Castle House was described by Alfred Munnings as “the house of my dreams”

“now I come to what I consider to be the main event of my life … but what is the use of meeting a wife if you have no house?”

Munnings came to look at Castle House in the summer of 1919 with a party of friends. He wrote:
“I had indeed found my dream house, river and all … it was a big house for one man.” He was persuaded by a friend to make an offer of £1,800 which was accepted: “Still full of fears, I began to wish I had never thought of buying such a thing as a gentleman’s residence. I should never be able to keep such a place! Who was I?”
Violet McBride was an accomplished horsewoman, known in the best circles, and Munnings met her in 1919. She caught the his attention: “Here was a subject to paint – a good looking woman on horseback, silk hat and gardenia – all complete.” He asked if she would sit for him. Initially she declined but finally she was persuaded. Violet first visited Castle House in the winter of 1919 to celebrate Christmas along with other friends of Munnings including Laura and Harold Knight.

Following their wedding in March 1920 Violet undertook all the domestic elements of Munnings’ life including the accounts and organisation of the household. Violet also contrived many of his commissions during the 1920s and 1930s some of which she secured from her contacts in the horse and hunting world. She saw it as her role to release him from the mundane activities of everyday life so that he had the freedom to carry out his work uninhibited.

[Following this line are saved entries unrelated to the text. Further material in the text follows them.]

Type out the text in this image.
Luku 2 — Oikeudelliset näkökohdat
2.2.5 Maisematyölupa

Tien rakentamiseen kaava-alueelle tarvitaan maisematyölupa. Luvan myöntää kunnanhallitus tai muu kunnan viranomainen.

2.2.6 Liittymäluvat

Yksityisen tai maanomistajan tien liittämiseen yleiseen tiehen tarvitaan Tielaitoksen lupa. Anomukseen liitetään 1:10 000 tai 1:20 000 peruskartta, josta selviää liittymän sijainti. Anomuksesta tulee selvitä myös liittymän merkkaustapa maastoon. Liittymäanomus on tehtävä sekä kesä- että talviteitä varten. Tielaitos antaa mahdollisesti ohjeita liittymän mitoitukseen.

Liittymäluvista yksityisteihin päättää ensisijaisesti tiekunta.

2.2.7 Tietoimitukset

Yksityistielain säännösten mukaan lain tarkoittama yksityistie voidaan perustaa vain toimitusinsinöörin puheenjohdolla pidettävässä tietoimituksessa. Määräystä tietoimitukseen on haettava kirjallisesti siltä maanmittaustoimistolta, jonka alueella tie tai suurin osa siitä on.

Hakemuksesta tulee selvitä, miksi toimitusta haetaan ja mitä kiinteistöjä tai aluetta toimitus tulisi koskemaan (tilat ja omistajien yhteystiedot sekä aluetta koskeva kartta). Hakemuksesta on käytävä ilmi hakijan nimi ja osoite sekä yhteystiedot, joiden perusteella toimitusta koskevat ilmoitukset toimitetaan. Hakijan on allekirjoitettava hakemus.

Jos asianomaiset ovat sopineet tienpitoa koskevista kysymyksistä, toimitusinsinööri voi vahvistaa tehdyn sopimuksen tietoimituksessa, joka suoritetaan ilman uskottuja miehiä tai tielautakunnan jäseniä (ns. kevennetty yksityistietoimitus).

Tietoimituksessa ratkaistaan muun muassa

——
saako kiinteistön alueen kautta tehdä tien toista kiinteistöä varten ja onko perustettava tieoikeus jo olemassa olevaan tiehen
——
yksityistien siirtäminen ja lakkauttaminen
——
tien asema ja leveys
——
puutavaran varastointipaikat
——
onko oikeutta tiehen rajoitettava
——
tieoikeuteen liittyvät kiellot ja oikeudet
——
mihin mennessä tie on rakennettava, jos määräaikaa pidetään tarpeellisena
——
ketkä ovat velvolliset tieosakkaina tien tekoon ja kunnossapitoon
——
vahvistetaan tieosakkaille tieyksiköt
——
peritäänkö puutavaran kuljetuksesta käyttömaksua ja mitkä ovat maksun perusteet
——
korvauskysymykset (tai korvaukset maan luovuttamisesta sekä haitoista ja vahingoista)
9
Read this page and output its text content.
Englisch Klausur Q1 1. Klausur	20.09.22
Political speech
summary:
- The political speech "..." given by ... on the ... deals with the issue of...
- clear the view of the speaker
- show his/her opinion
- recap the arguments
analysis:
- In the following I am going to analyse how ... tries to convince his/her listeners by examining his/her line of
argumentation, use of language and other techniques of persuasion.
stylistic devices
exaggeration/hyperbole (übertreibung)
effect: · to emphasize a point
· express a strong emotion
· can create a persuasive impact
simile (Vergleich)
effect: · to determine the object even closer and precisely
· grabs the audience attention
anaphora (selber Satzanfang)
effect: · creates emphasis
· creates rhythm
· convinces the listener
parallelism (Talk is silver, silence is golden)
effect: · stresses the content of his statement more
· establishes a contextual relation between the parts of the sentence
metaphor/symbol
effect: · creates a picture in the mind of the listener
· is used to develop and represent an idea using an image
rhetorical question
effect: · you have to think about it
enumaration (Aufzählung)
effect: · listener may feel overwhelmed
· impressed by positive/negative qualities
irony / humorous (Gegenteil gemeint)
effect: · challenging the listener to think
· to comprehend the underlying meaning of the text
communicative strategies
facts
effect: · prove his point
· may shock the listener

He wrote “I have been more than blessed with a good wife.”
She said “he was never such a good painter after he married me.”
Prior to his death in 1959, Munnings and Violet had discussed making his paintings more accessible to the public and so, with enormous support from the public, it was she who opened Castle House as a museum in his memory in the spring of 1961. In an interview with The Daily Mail in 1961 she said that “I feel that his spirit is still here.” In 1966 the Castle House Trust was founded to manage and maintain The Sir Alfred Munnings Art Museum. Lady Munnings and the Trustees acquired further paintings in order to show a more fully representative body of Munnings’ work. Lady Munnings died in 1971, having moved to Chelsea in the late 1960s but the Trust continues to run the museum today.

HISTORY OF CASTLE HOUSE

The Architecture of Castle House
“Castle House. Castle Hill. Late fifteenth century Front Range, and south range added in the late sixteenth and early seventeenth century, all timber framed and plastered. Early nineteenth century additions on the north side, rendered brick, including the drawing room. A circular room with domed ceiling was formed in the existing south range. Some later nineteenth century decoration including moulding and gothic detailing in the staircase hall.” (Pevsner; The Buildings of England: Essex).

In the fourteenth century Castle House was one of the prominent clothier residences in Dedham, where weaving was the predominant industry. Woollen cloths were sold primarily at the Flemish Markets and also at Dedham market once it was established. The industry peaked in the fifteenth century enabling merchant weavers to fund the building of Dedham church.
During the sixteenth and seventeenth centuries the English Civil War and the closure of the Flemish Markets caused the weaving industry to decline but there were forty known clothiers in Dedham operating from the sixteenth century onwards, including a number based at Castle House.
At the turn of the eighteenth century the cloth trade in this part of the country was again on the up but had relocated to portside towns leaving Dedham in a state of poverty. Huguenots fleeing France sought refuge in Britain and brought with them the skills to weave silk. Silk cloths were worth much more than wool and so Dedham once again became prosperous. This new found wealth enabled the local inhabitants to modernise and make fashionable their houses, bringing them into the Georgian age. This included the extension and remodelling of Castle House.
The Dedham silk weaving industry declined throughout the nineteenth century largely due to its geographical position with the port towns, again, proving to be much more efficient trading centres.).